The big thing was the website, I was starting from scratch, this was nothing like the HTML site I had built for my dad, it was an ecommerce site with checkout, cart, etc. I was at a loss.

At one point I found WordPress. Now this was back in 2018 so there was no WordPress block editor, it was just a blogging platform. But people were raving about it. So I dug in and made a basic site and it seemed like something I could do.

Then came the hosting, I was horrified of recuring fees at this point in my life, I just hated the idea of paying someone every month or else my life would stop working.

So I had the bright idea to build a web server. Ah that little black box, I will never forget it. Self-hosting WordPress is not a small feat. Battling the LAMP stack, having no real idea what any of the components were or how to put them together. If I am lying I'm dying, it took me 30 days straight, every single day to get it up and running, I must have reinstalled Ubuntu 15 times. But I got it, I had my little 4 core 4gb of ram NUC computer serving a copy of WordPress and I was off to create the site.

So after literally another 3 months of trying to create a functional good looking website that was done too. The product was done, I had pictures of it. I had figured out how much it would cost, how much I could make, and then... Nothing.

I didn't sell any for the next 6 months, not a single 1. During this time I was kind of goofing off, I had done what I set out to do, and back all the way to 2003, I was still just in that mindset of "well I did it and that is the fun part" even though the goal of a product is to, you know, SELL IT. I just kind of got tired of it.
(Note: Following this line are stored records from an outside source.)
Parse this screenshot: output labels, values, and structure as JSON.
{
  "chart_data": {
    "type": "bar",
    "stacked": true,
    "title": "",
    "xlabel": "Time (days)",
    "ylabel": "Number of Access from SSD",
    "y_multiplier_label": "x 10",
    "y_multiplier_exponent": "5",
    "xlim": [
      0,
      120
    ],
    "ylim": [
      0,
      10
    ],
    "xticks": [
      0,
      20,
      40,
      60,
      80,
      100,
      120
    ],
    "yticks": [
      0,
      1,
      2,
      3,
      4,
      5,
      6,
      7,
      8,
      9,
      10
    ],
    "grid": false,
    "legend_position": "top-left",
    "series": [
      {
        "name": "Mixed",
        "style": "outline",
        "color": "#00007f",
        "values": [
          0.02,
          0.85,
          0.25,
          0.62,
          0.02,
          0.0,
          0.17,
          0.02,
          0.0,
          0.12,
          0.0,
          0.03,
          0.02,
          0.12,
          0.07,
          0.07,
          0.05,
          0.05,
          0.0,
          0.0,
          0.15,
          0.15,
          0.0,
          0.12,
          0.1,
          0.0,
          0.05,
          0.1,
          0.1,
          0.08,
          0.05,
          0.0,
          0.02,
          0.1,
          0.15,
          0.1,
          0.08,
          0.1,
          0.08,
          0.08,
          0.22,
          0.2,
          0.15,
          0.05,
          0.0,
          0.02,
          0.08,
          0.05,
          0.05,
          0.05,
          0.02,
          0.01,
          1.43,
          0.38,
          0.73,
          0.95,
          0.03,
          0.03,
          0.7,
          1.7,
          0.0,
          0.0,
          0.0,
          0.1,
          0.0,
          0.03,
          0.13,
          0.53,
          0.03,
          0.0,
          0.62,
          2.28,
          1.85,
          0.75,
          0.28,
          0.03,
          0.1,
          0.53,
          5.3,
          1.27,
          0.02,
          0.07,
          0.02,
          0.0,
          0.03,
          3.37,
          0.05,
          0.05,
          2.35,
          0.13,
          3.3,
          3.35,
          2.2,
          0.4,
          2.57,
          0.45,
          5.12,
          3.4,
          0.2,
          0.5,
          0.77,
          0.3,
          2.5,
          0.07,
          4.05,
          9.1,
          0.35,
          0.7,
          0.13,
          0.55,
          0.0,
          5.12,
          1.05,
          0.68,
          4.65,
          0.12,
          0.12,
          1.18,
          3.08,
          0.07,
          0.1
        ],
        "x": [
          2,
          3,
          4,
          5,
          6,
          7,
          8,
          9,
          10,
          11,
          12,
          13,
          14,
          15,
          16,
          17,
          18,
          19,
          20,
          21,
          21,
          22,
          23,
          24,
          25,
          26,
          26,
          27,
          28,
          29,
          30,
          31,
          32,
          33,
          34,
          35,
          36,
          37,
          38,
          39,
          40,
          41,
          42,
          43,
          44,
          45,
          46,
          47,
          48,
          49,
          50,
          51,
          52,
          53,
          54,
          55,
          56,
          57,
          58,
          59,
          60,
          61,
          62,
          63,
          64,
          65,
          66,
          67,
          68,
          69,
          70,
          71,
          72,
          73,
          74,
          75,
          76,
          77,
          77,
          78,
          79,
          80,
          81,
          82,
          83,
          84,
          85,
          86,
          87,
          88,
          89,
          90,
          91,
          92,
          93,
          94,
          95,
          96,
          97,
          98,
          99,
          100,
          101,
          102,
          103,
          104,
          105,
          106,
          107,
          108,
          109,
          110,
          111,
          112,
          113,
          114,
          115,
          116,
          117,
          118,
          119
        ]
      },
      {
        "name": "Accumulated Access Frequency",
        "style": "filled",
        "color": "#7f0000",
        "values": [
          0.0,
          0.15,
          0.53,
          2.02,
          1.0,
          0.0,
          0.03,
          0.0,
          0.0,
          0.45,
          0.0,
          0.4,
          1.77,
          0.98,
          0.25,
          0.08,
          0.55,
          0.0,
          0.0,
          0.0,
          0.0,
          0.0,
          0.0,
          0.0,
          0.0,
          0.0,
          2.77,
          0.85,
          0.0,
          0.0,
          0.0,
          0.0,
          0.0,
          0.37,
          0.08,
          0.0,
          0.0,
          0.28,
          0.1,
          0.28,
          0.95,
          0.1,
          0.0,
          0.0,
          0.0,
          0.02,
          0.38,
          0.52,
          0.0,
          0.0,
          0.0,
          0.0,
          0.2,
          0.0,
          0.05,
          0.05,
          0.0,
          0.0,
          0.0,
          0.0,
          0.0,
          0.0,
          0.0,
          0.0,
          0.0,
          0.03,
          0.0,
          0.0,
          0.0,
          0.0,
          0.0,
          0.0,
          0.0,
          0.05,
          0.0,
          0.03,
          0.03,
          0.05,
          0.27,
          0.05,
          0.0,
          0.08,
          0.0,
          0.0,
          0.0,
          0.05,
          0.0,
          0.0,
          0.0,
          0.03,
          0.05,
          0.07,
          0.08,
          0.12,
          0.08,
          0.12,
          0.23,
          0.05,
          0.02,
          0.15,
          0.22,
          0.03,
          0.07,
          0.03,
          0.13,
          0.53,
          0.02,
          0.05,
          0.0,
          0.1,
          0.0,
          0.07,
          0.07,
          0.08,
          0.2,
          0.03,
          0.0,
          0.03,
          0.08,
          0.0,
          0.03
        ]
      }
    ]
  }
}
So I went back and got a job as a groundskeeper again.

Fast Forward to 2020.

My unyielding journey through pixels and persistence

I realized again, being a groundskeeper was not going to lead me anywhere good. So back to repeating the cycle again. This time I was going to be a website maker. For some reason, that was just what I liked. It was fun and impressive to me that I could create something that was online and everyone could see it.

So again, that is what I did, I created a website for selling websites, then created a few sites to show on that website as a portfolio.
And then... No one wanted my services, 6 more months of nothing. Toiling every day and making $0.
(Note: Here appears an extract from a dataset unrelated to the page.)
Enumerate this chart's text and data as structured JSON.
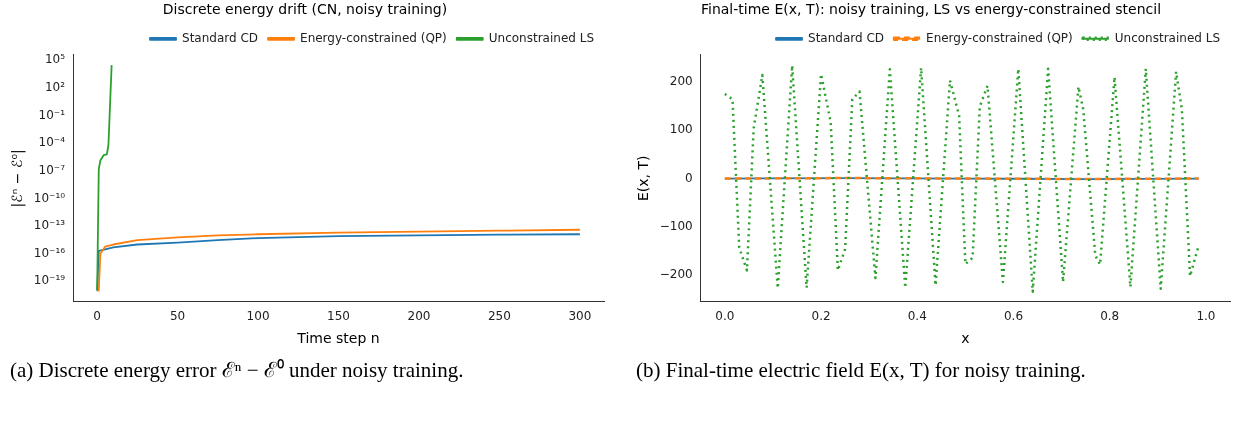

But this time it was different, I was not going to give up. I had screwed around enough, and this was the thing. The one thing that threw out my entire life, I had never quit, tinkering with computers.

So I didn't quit. I just kept making and working on websites and computers.
Then the pandemic hit and I was fine, still living at home I was free to just keep toiling. All my friends had moved away so I was just alone working on things.

Fast forward to 2021

Drowning in the Demand I'd Dreamed Of

Something clicks and I start getting too much work to handle and even my pet product starts selling more then I can handle.

Fast forward to 2022

Embracing My True Calling in 2022

I am working every single day and actually getting paid, building my systems, refining my processes. Meeting so many great people life really starts getting fun.

So that's where I am as of now. I know you might think "oh my, this kid is a recipe for disaster, he has only been doing this for 3 years, no thank you" Well all I have to say is if you read this far then bless you, the internet does not typically like books, so you are in the minority. But I would also like you to know why I wrote this.

A few days ago, I woke up, and I almost had that work dread, like when you just think "God I don't want to do this anymore" but then I thought about what I had to do that day, for the first time in my life just thinking about what I had to do made that feeling go away. I really love what I have decided to do in life.

Forget the money. It's more, it's doing the thing that I have never been able to stay away from and have come back to since I was 6 years old.

I will not quit; I will do whatever it takes to make you light up, like my friends at school did when I showed them a jailbroken iPhone. That is just my passion. Figuring out these damn computers and making them work for us.